# Spring Hive Check up



## Chris in Mich (May 13, 2002)

All 3 of our hives over-wintered well and look great! Last year we had one collapse and the year before we had 1 exodus.


----------



## Ben10 (Feb 20, 2017)

I went into winter with 5 hives and so far I've got all 5. The year before is the first time I had bees and I didn't treat nor did I know much so from what I recall they starved. I have been putting out some jars of sugar water to hold them over . It's not cold anymore but rain for the next 2 days.


----------



## Chris in Mich (May 13, 2002)

We feed sugar candy similar to this:

http://mainebeekeepers.org/informat...s-formulations/sugar-candy-and-syrup-recipes/


----------



## alleyyooper (Apr 22, 2005)

Spring is easy to mix sugar to water 1:1 ratio.
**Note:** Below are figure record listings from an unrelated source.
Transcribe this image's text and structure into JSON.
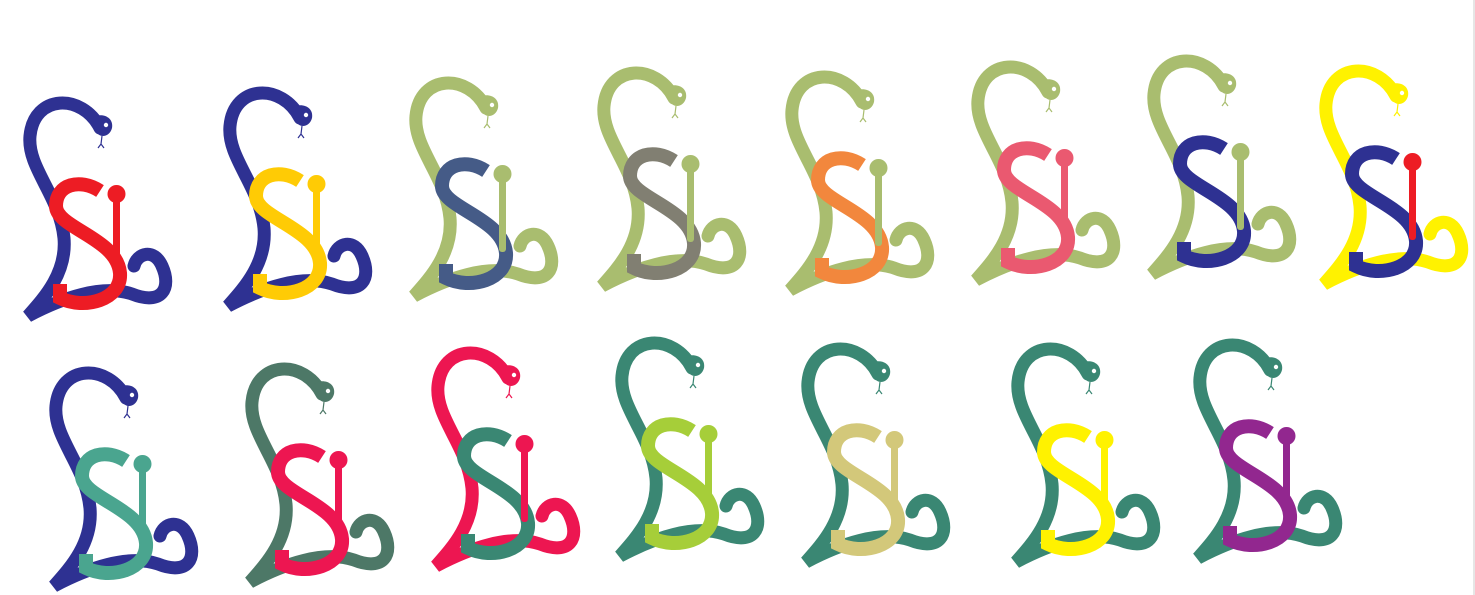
{
  "page": {
    "background": "#ffffff"
  },
  "logo_variants": [
    {
      "snake": "#2e3192",
      "s": "#ed1c24",
      "l": "#ed1c24"
    },
    {
      "snake": "#2e3192",
      "s": "#ffcb05",
      "l": "#ffcb05"
    },
    {
      "snake": "#a9bd6f",
      "s": "#455b87",
      "l": "#a9bd6f"
    },
    {
      "snake": "#a9bd6f",
      "s": "#817f72",
      "l": "#a9bd6f"
    },
    {
      "snake": "#a9bd6f",
      "s": "#f2873d",
      "l": "#a9bd6f"
    },
    {
      "snake": "#a9bd6f",
      "s": "#ea5970",
      "l": "#ea5970"
    },
    {
      "snake": "#a9bd6f",
      "s": "#2e3192",
      "l": "#a9bd6f"
    },
    {
      "snake": "#fff200",
      "s": "#2e3192",
      "l": "#ed1c24"
    },
    {
      "snake": "#2e3192",
      "s": "#4aa58f",
      "l": "#4aa58f"
    },
    {
      "snake": "#4d7867",
      "s": "#ed1651",
      "l": "#ed1651"
    },
    {
      "snake": "#ed1651",
      "s": "#3a8773",
      "l": "#ed1651"
    },
    {
      "snake": "#3a8773",
      "s": "#a6ce39",
      "l": "#a6ce39"
    },
    {
      "snake": "#3a8773",
      "s": "#d3c87a",
      "l": "#d3c87a"
    },
    {
      "snake": "#3a8773",
      "s": "#fff200",
      "l": "#fff200"
    },
    {
      "snake": "#3a8773",
      "s": "#92278f",
      "l": "#92278f"
    }
  ]
}
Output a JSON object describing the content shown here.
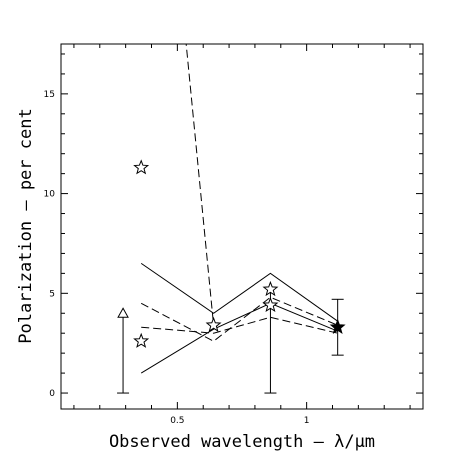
{
  "chart_data": {
    "type": "line",
    "title": "",
    "xlabel": "Observed wavelength – λ/μm",
    "ylabel": "Polarization – per cent",
    "xlim": [
      0.05,
      1.45
    ],
    "ylim": [
      -0.8,
      17.5
    ],
    "xticks": [
      {
        "v": 0.5,
        "label": "0.5"
      },
      {
        "v": 1.0,
        "label": "1"
      }
    ],
    "yticks": [
      {
        "v": 0,
        "label": "0"
      },
      {
        "v": 5,
        "label": "5"
      },
      {
        "v": 10,
        "label": "10"
      },
      {
        "v": 15,
        "label": "15"
      }
    ],
    "grid": false,
    "series": [
      {
        "style": "solid",
        "x": [
          0.36,
          0.64,
          0.86,
          1.12
        ],
        "y": [
          6.5,
          4.0,
          6.0,
          3.6
        ]
      },
      {
        "style": "solid",
        "x": [
          0.36,
          0.64,
          0.86,
          1.12
        ],
        "y": [
          1.0,
          3.2,
          4.5,
          3.1
        ]
      },
      {
        "style": "dashed",
        "x": [
          0.36,
          0.64,
          0.86,
          1.12
        ],
        "y": [
          4.5,
          2.6,
          4.8,
          3.4
        ]
      },
      {
        "style": "dashed",
        "x": [
          0.36,
          0.64,
          0.86,
          1.12
        ],
        "y": [
          3.3,
          3.0,
          3.8,
          3.0
        ]
      },
      {
        "style": "dashed",
        "x": [
          0.5,
          0.64
        ],
        "y": [
          22.0,
          3.4
        ]
      }
    ],
    "markers": [
      {
        "kind": "open-star",
        "x": [
          0.36,
          0.36,
          0.64,
          0.86,
          0.86
        ],
        "y": [
          11.3,
          2.6,
          3.4,
          5.2,
          4.4
        ]
      },
      {
        "kind": "filled-star",
        "x": [
          1.12
        ],
        "y": [
          3.3
        ]
      },
      {
        "kind": "open-triangle",
        "x": [
          0.29
        ],
        "y": [
          4.0
        ]
      }
    ],
    "errorbars": [
      {
        "x": 0.29,
        "ylow": 0.0,
        "yhigh": 4.0,
        "caps": "bottom"
      },
      {
        "x": 0.86,
        "ylow": 0.0,
        "yhigh": 5.2,
        "caps": "bottom"
      },
      {
        "x": 1.12,
        "ylow": 1.9,
        "yhigh": 4.7,
        "caps": "both"
      }
    ]
  }
}
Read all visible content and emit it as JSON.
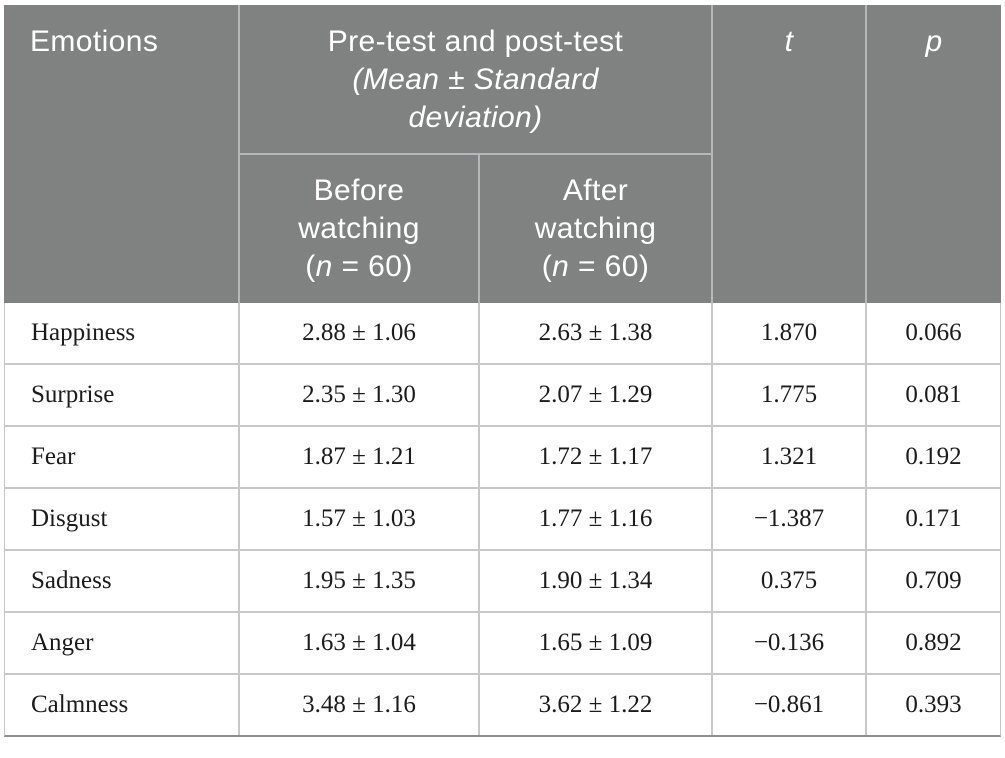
{
  "colors": {
    "header_bg": "#808181",
    "header_text": "#ffffff",
    "header_divider": "#b5b8b8",
    "body_divider": "#c8c8c8",
    "bottom_rule": "#8e8e8e",
    "body_text": "#1b1b1b"
  },
  "table": {
    "header": {
      "emotions": "Emotions",
      "prepost": {
        "line1": "Pre-test and post-test",
        "line2": "(Mean ± Standard",
        "line3": "deviation)"
      },
      "t": "t",
      "p": "p",
      "before": {
        "line1": "Before",
        "line2": "watching",
        "n_open": "(",
        "n_sym": "n",
        "n_rest": " = 60)"
      },
      "after": {
        "line1": "After",
        "line2": "watching",
        "n_open": "(",
        "n_sym": "n",
        "n_rest": " = 60)"
      }
    },
    "rows": [
      {
        "emotion": "Happiness",
        "before": "2.88 ± 1.06",
        "after": "2.63 ± 1.38",
        "t": "1.870",
        "p": "0.066"
      },
      {
        "emotion": "Surprise",
        "before": "2.35 ± 1.30",
        "after": "2.07 ± 1.29",
        "t": "1.775",
        "p": "0.081"
      },
      {
        "emotion": "Fear",
        "before": "1.87 ± 1.21",
        "after": "1.72 ± 1.17",
        "t": "1.321",
        "p": "0.192"
      },
      {
        "emotion": "Disgust",
        "before": "1.57 ± 1.03",
        "after": "1.77 ± 1.16",
        "t": "−1.387",
        "p": "0.171"
      },
      {
        "emotion": "Sadness",
        "before": "1.95 ± 1.35",
        "after": "1.90 ± 1.34",
        "t": "0.375",
        "p": "0.709"
      },
      {
        "emotion": "Anger",
        "before": "1.63 ± 1.04",
        "after": "1.65 ± 1.09",
        "t": "−0.136",
        "p": "0.892"
      },
      {
        "emotion": "Calmness",
        "before": "3.48 ± 1.16",
        "after": "3.62 ± 1.22",
        "t": "−0.861",
        "p": "0.393"
      }
    ]
  }
}
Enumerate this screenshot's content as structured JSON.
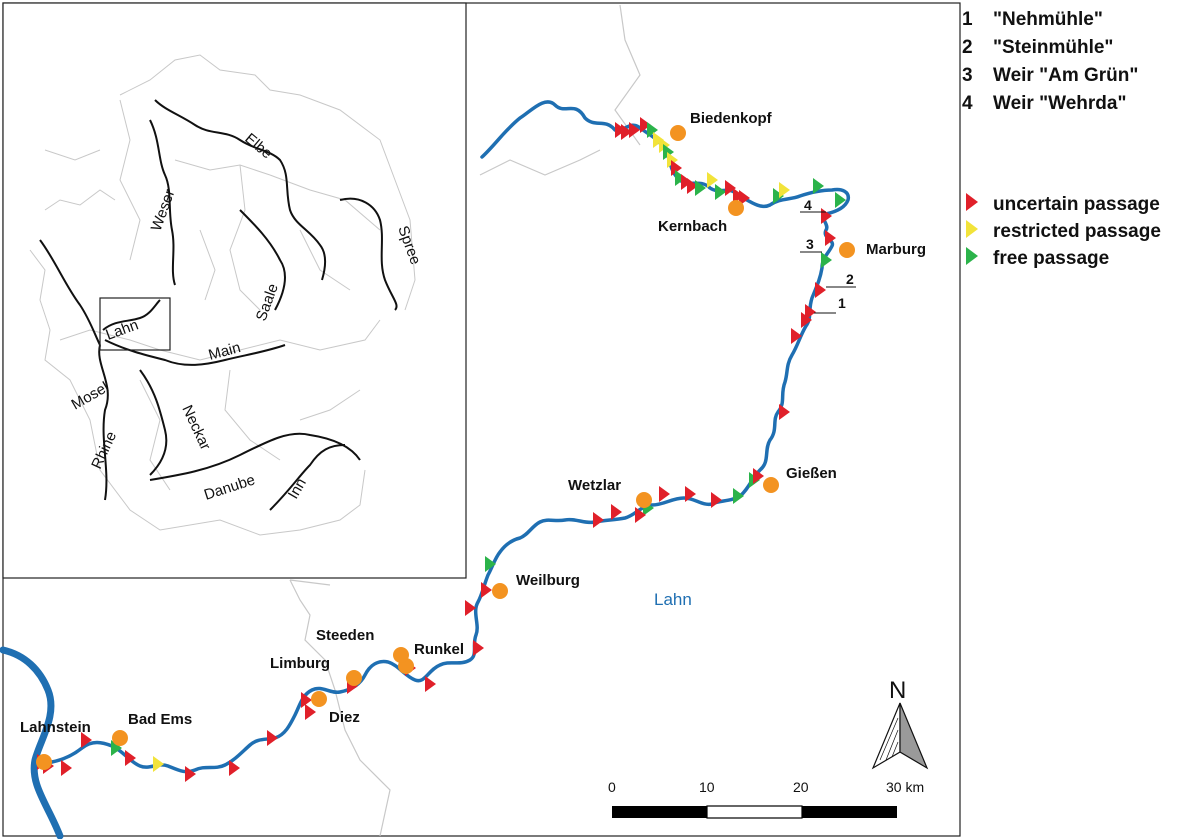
{
  "colors": {
    "river": "#1f6fb2",
    "town": "#f39321",
    "uncertain": "#e0202a",
    "restricted": "#f2e33a",
    "free": "#2bb34a",
    "border": "#c8c8c8"
  },
  "weirs_legend": [
    {
      "num": "1",
      "label": "\"Nehmühle\""
    },
    {
      "num": "2",
      "label": "\"Steinmühle\""
    },
    {
      "num": "3",
      "label": "Weir \"Am Grün\""
    },
    {
      "num": "4",
      "label": "Weir \"Wehrda\""
    }
  ],
  "passage_legend": [
    {
      "label": "uncertain passage",
      "color": "#e0202a"
    },
    {
      "label": "restricted passage",
      "color": "#f2e33a"
    },
    {
      "label": "free passage",
      "color": "#2bb34a"
    }
  ],
  "towns": [
    "Biedenkopf",
    "Kernbach",
    "Marburg",
    "Gießen",
    "Wetzlar",
    "Weilburg",
    "Runkel",
    "Steeden",
    "Limburg",
    "Diez",
    "Bad Ems",
    "Lahnstein"
  ],
  "river_name": "Lahn",
  "inset_rivers": [
    "Elbe",
    "Weser",
    "Spree",
    "Saale",
    "Lahn",
    "Main",
    "Mosel",
    "Rhine",
    "Neckar",
    "Danube",
    "Inn"
  ],
  "weir_labels": [
    "4",
    "3",
    "2",
    "1"
  ],
  "scale": {
    "ticks": [
      "0",
      "10",
      "20",
      "30 km"
    ]
  },
  "north_label": "N"
}
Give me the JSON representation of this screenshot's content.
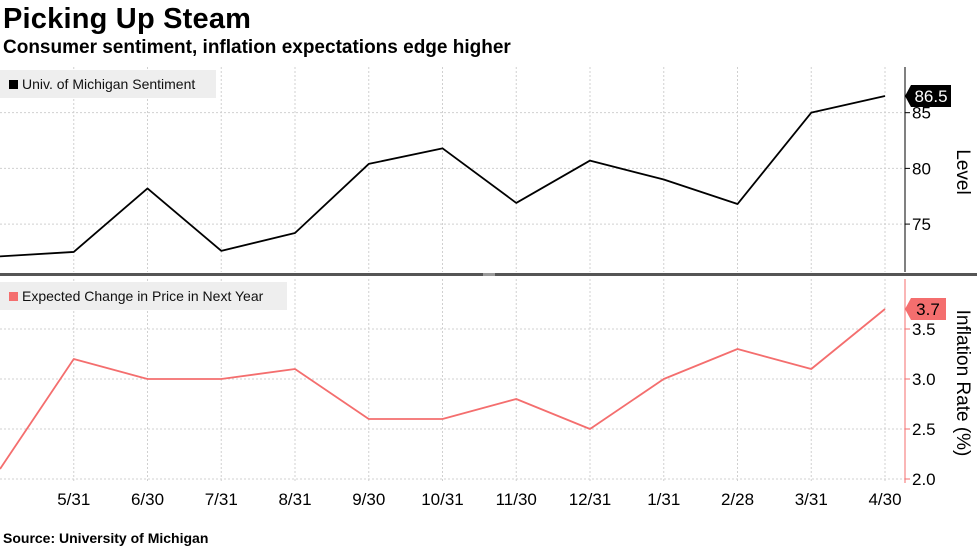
{
  "header": {
    "title": "Picking Up Steam",
    "subtitle": "Consumer sentiment, inflation expectations edge higher"
  },
  "footer": {
    "source": "Source: University of Michigan"
  },
  "colors": {
    "sentiment": "#000000",
    "inflation": "#f46e6e",
    "grid": "#d0d0d0",
    "divider": "#505050"
  },
  "chart_data": [
    {
      "type": "line",
      "panel": "top",
      "categories": [
        "4/30",
        "5/31",
        "6/30",
        "7/31",
        "8/31",
        "9/30",
        "10/31",
        "11/30",
        "12/31",
        "1/31",
        "2/28",
        "3/31",
        "4/30"
      ],
      "x_tick_labels": [
        "5/31",
        "6/30",
        "7/31",
        "8/31",
        "9/30",
        "10/31",
        "11/30",
        "12/31",
        "1/31",
        "2/28",
        "3/31",
        "4/30"
      ],
      "series": [
        {
          "name": "Univ. of Michigan Sentiment",
          "values": [
            72.1,
            72.5,
            78.2,
            72.6,
            74.2,
            80.4,
            81.8,
            76.9,
            80.7,
            79.0,
            76.8,
            85.0,
            86.5
          ]
        }
      ],
      "last_value_label": "86.5",
      "ylabel": "Level",
      "yticks": [
        75,
        80,
        85
      ],
      "ylim": [
        70.7,
        89.1
      ],
      "legend": "top-left",
      "grid": true
    },
    {
      "type": "line",
      "panel": "bottom",
      "categories": [
        "4/30",
        "5/31",
        "6/30",
        "7/31",
        "8/31",
        "9/30",
        "10/31",
        "11/30",
        "12/31",
        "1/31",
        "2/28",
        "3/31",
        "4/30"
      ],
      "x_tick_labels": [
        "5/31",
        "6/30",
        "7/31",
        "8/31",
        "9/30",
        "10/31",
        "11/30",
        "12/31",
        "1/31",
        "2/28",
        "3/31",
        "4/30"
      ],
      "series": [
        {
          "name": "Expected Change in Price in Next Year",
          "values": [
            2.1,
            3.2,
            3.0,
            3.0,
            3.1,
            2.6,
            2.6,
            2.8,
            2.5,
            3.0,
            3.3,
            3.1,
            3.7
          ]
        }
      ],
      "last_value_label": "3.7",
      "ylabel": "Inflation Rate (%)",
      "yticks": [
        "2.0",
        "2.5",
        "3.0",
        "3.5"
      ],
      "ylim": [
        1.96,
        4.0
      ],
      "legend": "top-left",
      "grid": true
    }
  ]
}
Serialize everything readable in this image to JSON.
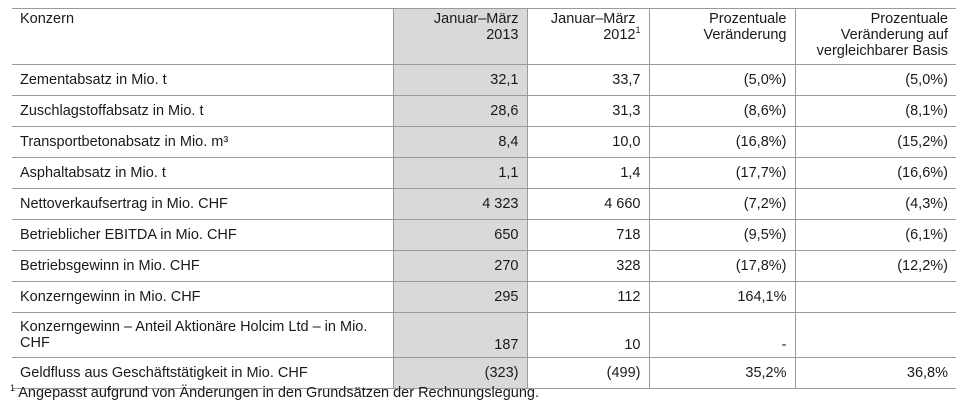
{
  "table": {
    "headers": {
      "label": "Konzern",
      "col_2013": "Januar–März 2013",
      "col_2012": "Januar–März 2012",
      "col_2012_footnote_marker": "1",
      "col_change": "Prozentuale Veränderung",
      "col_change_comparable": "Prozentuale Veränderung auf vergleichbarer Basis"
    },
    "rows": [
      {
        "label": "Zementabsatz in Mio. t",
        "v2013": "32,1",
        "v2012": "33,7",
        "change": "(5,0%)",
        "change_comparable": "(5,0%)"
      },
      {
        "label": "Zuschlagstoffabsatz in Mio. t",
        "v2013": "28,6",
        "v2012": "31,3",
        "change": "(8,6%)",
        "change_comparable": "(8,1%)"
      },
      {
        "label": "Transportbetonabsatz in Mio. m³",
        "v2013": "8,4",
        "v2012": "10,0",
        "change": "(16,8%)",
        "change_comparable": "(15,2%)"
      },
      {
        "label": "Asphaltabsatz in Mio. t",
        "v2013": "1,1",
        "v2012": "1,4",
        "change": "(17,7%)",
        "change_comparable": "(16,6%)"
      },
      {
        "label": "Nettoverkaufsertrag in Mio. CHF",
        "v2013": "4 323",
        "v2012": "4 660",
        "change": "(7,2%)",
        "change_comparable": "(4,3%)"
      },
      {
        "label": "Betrieblicher EBITDA in Mio. CHF",
        "v2013": "650",
        "v2012": "718",
        "change": "(9,5%)",
        "change_comparable": "(6,1%)"
      },
      {
        "label": "Betriebsgewinn in Mio. CHF",
        "v2013": "270",
        "v2012": "328",
        "change": "(17,8%)",
        "change_comparable": "(12,2%)"
      },
      {
        "label": "Konzerngewinn in Mio. CHF",
        "v2013": "295",
        "v2012": "112",
        "change": "164,1%",
        "change_comparable": ""
      },
      {
        "label": "Konzerngewinn – Anteil Aktionäre Holcim Ltd – in Mio. CHF",
        "v2013": "187",
        "v2012": "10",
        "change": "-",
        "change_comparable": ""
      },
      {
        "label": "Geldfluss aus Geschäftstätigkeit in Mio. CHF",
        "v2013": "(323)",
        "v2012": "(499)",
        "change": "35,2%",
        "change_comparable": "36,8%"
      }
    ]
  },
  "footnote": {
    "marker": "1",
    "text": "Angepasst aufgrund von Änderungen in den Grundsätzen der Rechnungslegung."
  },
  "colors": {
    "highlight_column": "#d9d9d9",
    "rule": "#9a9a9a"
  }
}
Lot of different ways to do this. 
I use a 5 gallon pail full of boiling hot water and stir in 5 pounds of suger with a short canoe paddle or just a drill powdered paint stiring device.

This is the one I use.









But we are mixing for 100 colonies.

Once we are down to just raiseing queens in Nucs the wife mixes it in her pro model house hold mixer.

In the fall we mix at 2:1 ratio I use the same method to mix then also.
We also make candy boards to lay on the top bars.

This is one of many ways that candy boards are done and the recipe of the many out there.
https://www.indianahoney.org/uncategorized/making-a-winter-candy-board-to-overwinter-honey-bees/


 Al


----------